Objective: To study the role of signal transduction via integrin receptors in the production of metalloproteinase by rabbit articular chondrocytes.
Methods: Confluent, primary rabbit articular chondrocytes (RAC) were incubated for 72 hours in the presence of interleukin-1 (IL-1), Arg-Gly-Asp (RGD) peptide, or a combination of IL-1 and RGD peptide. Media were analyzed for stromelysin enzymatic activity using a 3H-labeled transferrin substrate, and for stromelysin and collagenase protein by Western analysis. Gelatinase activity was analyzed by gelatin zymography. IL-1 receptor antagonist (IL-1Ra) protein was used to determine the involvement of IL-1 in mediating the effects of RGD peptide, and fluorescence-activated cell sorter analysis (FACS) was used to examine the effect of IL-1 on chondrocyte integrin subunit expression.
Results: RGD peptides induced chondrocyte synthesis of stromelysin, collagenase, and 92-kd gelatinase B, and increased synthesis of the constitutively expressed 72-kd gelatinase A. Further studies focusing on stromelysin demonstrated that this up-regulation was concentration dependent and that RGD peptides synergized with IL-1 in inducing stromelysin synthesis. RGD-induced stromelysin production was inhibited by the IL-1Ra in a concentration-dependent manner, indicating that induction by RGD requires binding of IL-1 to its receptor. FACS analysis of RAC showed that IL-1 stimulation increased the expression of beta 1 and alpha v integrin subunits on the chondrocyte surface.

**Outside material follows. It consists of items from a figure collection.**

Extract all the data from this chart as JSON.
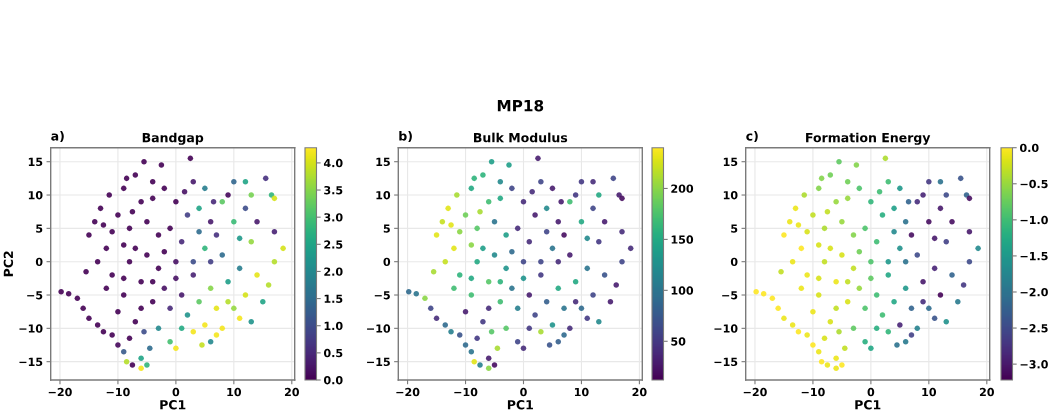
{
  "chart_data": [
    {
      "type": "scatter",
      "title": "Bandgap",
      "xlabel": "PC1",
      "ylabel": "PC2",
      "annotations": [
        "a)"
      ],
      "x": [
        -19.8,
        -18.5,
        -17,
        -16,
        -15,
        -13.5,
        -12.5,
        -11,
        -10,
        -9,
        -8.5,
        -7.5,
        -6,
        -5,
        -6,
        -15,
        -14,
        -13,
        -11.5,
        -12,
        -13.5,
        -15.5,
        -10,
        -9,
        -7,
        -5.5,
        -4,
        -2.5,
        -2,
        0,
        -6,
        -8,
        -5,
        -3,
        -11,
        -11,
        -9,
        -8,
        -6,
        -5,
        -3,
        -4,
        -6,
        -2,
        -10,
        -7,
        -3,
        -4.5,
        -1,
        0,
        0,
        1,
        2,
        2.5,
        3,
        4,
        5,
        3,
        5,
        6,
        4,
        2,
        3,
        5,
        4.5,
        7,
        8,
        9,
        8,
        7,
        8,
        10,
        12,
        15.5,
        10,
        11,
        12,
        10,
        13,
        14,
        15,
        16.5,
        17,
        17,
        18.5,
        17,
        16,
        13,
        11,
        6,
        -1,
        1,
        6,
        9,
        12,
        -8,
        -12,
        -9,
        -7,
        -4,
        -1,
        1,
        -2,
        -9,
        -12.5,
        -7.5,
        -4,
        -8.5,
        1.5,
        4,
        6.5,
        11,
        9,
        6,
        14,
        13,
        3,
        0,
        -5.5,
        7
      ],
      "values": [
        -4.5,
        -4.8,
        -5.5,
        -7,
        -8.5,
        -9.5,
        -10.5,
        -11,
        -12.5,
        -13.5,
        -15,
        -15.5,
        -14.5,
        -15.5,
        -16,
        4,
        6,
        8,
        10,
        2,
        0,
        -1.5,
        7,
        11,
        13,
        15,
        12,
        14.5,
        11,
        9,
        9,
        5,
        6,
        4,
        4.5,
        -2,
        -5,
        0,
        -3,
        1,
        -1,
        -6,
        -7,
        -4,
        -7.5,
        -9,
        -10,
        -13,
        -12,
        -13,
        0,
        3,
        7,
        15.5,
        12,
        8,
        11,
        -2,
        2,
        -4,
        -6,
        -8,
        -10.5,
        -9.5,
        -12.5,
        -7,
        -10,
        -3,
        1,
        4,
        9,
        12,
        12,
        12.5,
        6,
        -1,
        -5,
        -7,
        3,
        -2,
        -6,
        10,
        9.5,
        4.5,
        2,
        0,
        -3.5,
        -9,
        -8.5,
        -12,
        5,
        -5,
        6,
        10,
        8,
        -11.5,
        -4,
        -2.5,
        2,
        -3,
        -7,
        -10,
        1.5,
        2.5,
        5.5,
        7.5,
        9.5,
        12.5,
        10.5,
        4.5,
        9,
        3.5,
        -6,
        0,
        6,
        10,
        0,
        -2.5,
        -10.5,
        -11
      ],
      "cvalues": [
        0,
        0,
        0,
        0,
        0,
        0,
        0,
        0,
        0.1,
        1.2,
        3.8,
        0,
        2.5,
        2.8,
        4.2,
        0,
        0,
        0,
        0,
        0,
        0,
        0,
        0,
        0,
        0,
        0,
        0,
        0,
        0,
        0,
        0,
        0,
        0,
        0,
        0,
        0,
        0,
        0,
        0,
        0,
        0,
        0,
        0,
        0.2,
        0,
        0,
        2,
        1.5,
        3,
        4.2,
        0.2,
        0.5,
        0.8,
        0,
        0.3,
        2.5,
        1.8,
        0.4,
        2.8,
        3.5,
        3.2,
        2.2,
        4.2,
        4.2,
        3.9,
        4.1,
        4.2,
        2.4,
        1.5,
        0.6,
        3.2,
        1.4,
        2.5,
        0.6,
        2.9,
        1.8,
        4,
        3.6,
        3.6,
        4.1,
        2.5,
        2.8,
        4,
        0.4,
        4,
        3.8,
        3.8,
        2.2,
        4.2,
        2,
        0,
        0.3,
        0.3,
        0.1,
        1,
        0,
        0,
        0,
        0,
        0,
        0.5,
        2.6,
        0,
        0,
        0,
        0,
        0,
        0,
        0.2,
        1.5,
        0.5,
        2.3,
        3.8,
        0.8,
        0.3,
        3.4,
        1,
        0.2,
        1,
        4.2
      ],
      "xlim": [
        -21.6,
        20.5
      ],
      "ylim": [
        -17.75,
        17.1
      ],
      "xticks": [
        -20,
        -10,
        0,
        10,
        20
      ],
      "yticks": [
        -15,
        -10,
        -5,
        0,
        5,
        10,
        15
      ],
      "clim": [
        0,
        4.28
      ],
      "cticks": [
        {
          "value": 0,
          "label": "0.0"
        },
        {
          "value": 0.5,
          "label": "0.5"
        },
        {
          "value": 1,
          "label": "1.0"
        },
        {
          "value": 1.5,
          "label": "1.5"
        },
        {
          "value": 2,
          "label": "2.0"
        },
        {
          "value": 2.5,
          "label": "2.5"
        },
        {
          "value": 3,
          "label": "3.0"
        },
        {
          "value": 3.5,
          "label": "3.5"
        },
        {
          "value": 4,
          "label": "4.0"
        }
      ],
      "grid": true
    },
    {
      "type": "scatter",
      "title": "Bulk Modulus",
      "xlabel": "PC1",
      "annotations": [
        "b)",
        "MP18"
      ],
      "x": [
        -19.8,
        -18.5,
        -17,
        -16,
        -15,
        -13.5,
        -12.5,
        -11,
        -10,
        -9,
        -8.5,
        -7.5,
        -6,
        -5,
        -6,
        -15,
        -14,
        -13,
        -11.5,
        -12,
        -13.5,
        -15.5,
        -10,
        -9,
        -7,
        -5.5,
        -4,
        -2.5,
        -2,
        0,
        -6,
        -8,
        -5,
        -3,
        -11,
        -11,
        -9,
        -8,
        -6,
        -5,
        -3,
        -4,
        -6,
        -2,
        -10,
        -7,
        -3,
        -4.5,
        -1,
        0,
        0,
        1,
        2,
        2.5,
        3,
        4,
        5,
        3,
        5,
        6,
        4,
        2,
        3,
        5,
        4.5,
        7,
        8,
        9,
        8,
        7,
        8,
        10,
        12,
        15.5,
        10,
        11,
        12,
        10,
        13,
        14,
        15,
        16.5,
        17,
        17,
        18.5,
        17,
        16,
        13,
        11,
        6,
        -1,
        1,
        6,
        9,
        12,
        -8,
        -12,
        -9,
        -7,
        -4,
        -1,
        1,
        -2,
        -9,
        -12.5,
        -7.5,
        -4,
        -8.5,
        1.5,
        4,
        6.5,
        11,
        9,
        6,
        14,
        13,
        3,
        0,
        -5.5,
        7
      ],
      "values": [
        -4.5,
        -4.8,
        -5.5,
        -7,
        -8.5,
        -9.5,
        -10.5,
        -11,
        -12.5,
        -13.5,
        -15,
        -15.5,
        -14.5,
        -15.5,
        -16,
        4,
        6,
        8,
        10,
        2,
        0,
        -1.5,
        7,
        11,
        13,
        15,
        12,
        14.5,
        11,
        9,
        9,
        5,
        6,
        4,
        4.5,
        -2,
        -5,
        0,
        -3,
        1,
        -1,
        -6,
        -7,
        -4,
        -7.5,
        -9,
        -10,
        -13,
        -12,
        -13,
        0,
        3,
        7,
        15.5,
        12,
        8,
        11,
        -2,
        2,
        -4,
        -6,
        -8,
        -10.5,
        -9.5,
        -12.5,
        -7,
        -10,
        -3,
        1,
        4,
        9,
        12,
        12,
        12.5,
        6,
        -1,
        -5,
        -7,
        3,
        -2,
        -6,
        10,
        9.5,
        4.5,
        2,
        0,
        -3.5,
        -9,
        -8.5,
        -12,
        5,
        -5,
        6,
        10,
        8,
        -11.5,
        -4,
        -2.5,
        2,
        -3,
        -7,
        -10,
        1.5,
        2.5,
        5.5,
        7.5,
        9.5,
        12.5,
        10.5,
        4.5,
        9,
        3.5,
        -6,
        0,
        6,
        10,
        0,
        -2.5,
        -10.5,
        -11
      ],
      "cvalues": [
        90,
        100,
        200,
        60,
        40,
        90,
        110,
        70,
        90,
        100,
        230,
        110,
        30,
        20,
        200,
        230,
        220,
        230,
        210,
        230,
        220,
        210,
        190,
        150,
        160,
        140,
        120,
        140,
        60,
        40,
        170,
        180,
        100,
        140,
        200,
        160,
        170,
        150,
        180,
        120,
        130,
        170,
        40,
        100,
        30,
        50,
        180,
        210,
        60,
        40,
        60,
        40,
        30,
        30,
        60,
        120,
        30,
        50,
        100,
        150,
        80,
        60,
        210,
        130,
        70,
        100,
        40,
        150,
        30,
        20,
        170,
        50,
        40,
        60,
        150,
        100,
        60,
        90,
        50,
        70,
        30,
        30,
        20,
        40,
        40,
        60,
        30,
        120,
        50,
        80,
        40,
        30,
        30,
        50,
        60,
        50,
        170,
        150,
        140,
        160,
        110,
        50,
        90,
        200,
        230,
        210,
        150,
        160,
        40,
        60,
        30,
        120,
        40,
        40,
        30,
        150,
        60,
        130,
        180,
        90
      ],
      "xlim": [
        -21.6,
        20.5
      ],
      "ylim": [
        -17.75,
        17.1
      ],
      "xticks": [
        -20,
        -10,
        0,
        10,
        20
      ],
      "yticks": [
        -15,
        -10,
        -5,
        0,
        5,
        10,
        15
      ],
      "clim": [
        12,
        240
      ],
      "cticks": [
        50,
        100,
        150,
        200
      ],
      "grid": true
    },
    {
      "type": "scatter",
      "title": "Formation Energy",
      "xlabel": "PC1",
      "annotations": [
        "c)"
      ],
      "x": [
        -19.8,
        -18.5,
        -17,
        -16,
        -15,
        -13.5,
        -12.5,
        -11,
        -10,
        -9,
        -8.5,
        -7.5,
        -6,
        -5,
        -6,
        -15,
        -14,
        -13,
        -11.5,
        -12,
        -13.5,
        -15.5,
        -10,
        -9,
        -7,
        -5.5,
        -4,
        -2.5,
        -2,
        0,
        -6,
        -8,
        -5,
        -3,
        -11,
        -11,
        -9,
        -8,
        -6,
        -5,
        -3,
        -4,
        -6,
        -2,
        -10,
        -7,
        -3,
        -4.5,
        -1,
        0,
        0,
        1,
        2,
        2.5,
        3,
        4,
        5,
        3,
        5,
        6,
        4,
        2,
        3,
        5,
        4.5,
        7,
        8,
        9,
        8,
        7,
        8,
        10,
        12,
        15.5,
        10,
        11,
        12,
        10,
        13,
        14,
        15,
        16.5,
        17,
        17,
        18.5,
        17,
        16,
        13,
        11,
        6,
        -1,
        1,
        6,
        9,
        12,
        -8,
        -12,
        -9,
        -7,
        -4,
        -1,
        1,
        -2,
        -9,
        -12.5,
        -7.5,
        -4,
        -8.5,
        1.5,
        4,
        6.5,
        11,
        9,
        6,
        14,
        13,
        3,
        0,
        -5.5,
        7
      ],
      "values": [
        -4.5,
        -4.8,
        -5.5,
        -7,
        -8.5,
        -9.5,
        -10.5,
        -11,
        -12.5,
        -13.5,
        -15,
        -15.5,
        -14.5,
        -15.5,
        -16,
        4,
        6,
        8,
        10,
        2,
        0,
        -1.5,
        7,
        11,
        13,
        15,
        12,
        14.5,
        11,
        9,
        9,
        5,
        6,
        4,
        4.5,
        -2,
        -5,
        0,
        -3,
        1,
        -1,
        -6,
        -7,
        -4,
        -7.5,
        -9,
        -10,
        -13,
        -12,
        -13,
        0,
        3,
        7,
        15.5,
        12,
        8,
        11,
        -2,
        2,
        -4,
        -6,
        -8,
        -10.5,
        -9.5,
        -12.5,
        -7,
        -10,
        -3,
        1,
        4,
        9,
        12,
        12,
        12.5,
        6,
        -1,
        -5,
        -7,
        3,
        -2,
        -6,
        10,
        9.5,
        4.5,
        2,
        0,
        -3.5,
        -9,
        -8.5,
        -12,
        5,
        -5,
        6,
        10,
        8,
        -11.5,
        -4,
        -2.5,
        2,
        -3,
        -7,
        -10,
        1.5,
        2.5,
        5.5,
        7.5,
        9.5,
        12.5,
        10.5,
        4.5,
        9,
        3.5,
        -6,
        0,
        6,
        10,
        0,
        -2.5,
        -10.5,
        -11
      ],
      "cvalues": [
        0,
        0,
        0,
        0,
        -0.1,
        -0.1,
        0,
        -0.1,
        0,
        -0.1,
        0,
        -0.1,
        -0.1,
        0,
        -0.1,
        0,
        -0.1,
        -0.1,
        -0.4,
        0,
        -0.1,
        -0.3,
        -0.3,
        -0.6,
        -0.7,
        -0.8,
        -0.7,
        -0.6,
        -0.9,
        -1.1,
        -0.5,
        -0.4,
        -0.5,
        -0.6,
        -0.2,
        -0.1,
        -0.2,
        -0.3,
        -0.1,
        -0.2,
        -0.3,
        -0.2,
        -0.3,
        -0.5,
        -0.1,
        -0.2,
        -0.8,
        -0.3,
        -1.2,
        -1.3,
        -0.9,
        -1,
        -1.2,
        -0.4,
        -1,
        -1.4,
        -1.5,
        -1.3,
        -1.6,
        -1.5,
        -1.3,
        -1,
        -1.1,
        -2.9,
        -2,
        -2.2,
        -1.8,
        -3,
        -2.5,
        -3.1,
        -2.8,
        -2.7,
        -2,
        -2.4,
        -3.1,
        -2.9,
        -3.2,
        -2.1,
        -2.6,
        -2.2,
        -1.9,
        -2.2,
        -3.1,
        -3,
        -1.7,
        -2.5,
        -2.7,
        -1.6,
        -2.4,
        -1.9,
        -0.9,
        -1,
        -2,
        -2.9,
        -3,
        -0.2,
        -0.1,
        -0.2,
        -0.2,
        -0.3,
        -0.9,
        -1.2,
        -0.7,
        -0.2,
        -0.1,
        -0.3,
        -0.5,
        -0.6,
        -1,
        -1.7,
        -2.2,
        -3,
        -2.8,
        -2,
        -3.1,
        -2.5,
        -1.5,
        -0.8,
        -0.4,
        -2.6
      ],
      "xlim": [
        -21.6,
        20.5
      ],
      "ylim": [
        -17.75,
        17.1
      ],
      "xticks": [
        -20,
        -10,
        0,
        10,
        20
      ],
      "yticks": [
        -15,
        -10,
        -5,
        0,
        5,
        10,
        15
      ],
      "clim": [
        -3.22,
        0
      ],
      "cticks": [
        {
          "value": -3,
          "label": "−3.0"
        },
        {
          "value": -2.5,
          "label": "−2.5"
        },
        {
          "value": -2,
          "label": "−2.0"
        },
        {
          "value": -1.5,
          "label": "−1.5"
        },
        {
          "value": -1,
          "label": "−1.0"
        },
        {
          "value": -0.5,
          "label": "−0.5"
        },
        {
          "value": 0,
          "label": "0.0"
        }
      ],
      "grid": true
    }
  ]
}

Conclusion: Our data demonstrate that signal transduction through chondrocyte integrin receptors up-regulates metalloproteinase expression and that this is likely mediated through induction of IL-1. They also suggest that the binding of adhesion molecules to their chondrocyte integrin receptors reduces the amount of IL-1 required to induce stromelysin synthesis. Up-regulation of chondrocyte integrin expression by IL-1 may play a role in the synergistic effects seen with a combination of IL-1 and RGD peptides. Since elevated levels of both IL-1 and adhesion molecules are present in rheumatoid arthritis and osteoarthritis synovial fluid, our data suggest that this interaction may be important in mediating the cartilage destruction accompanying these diseases.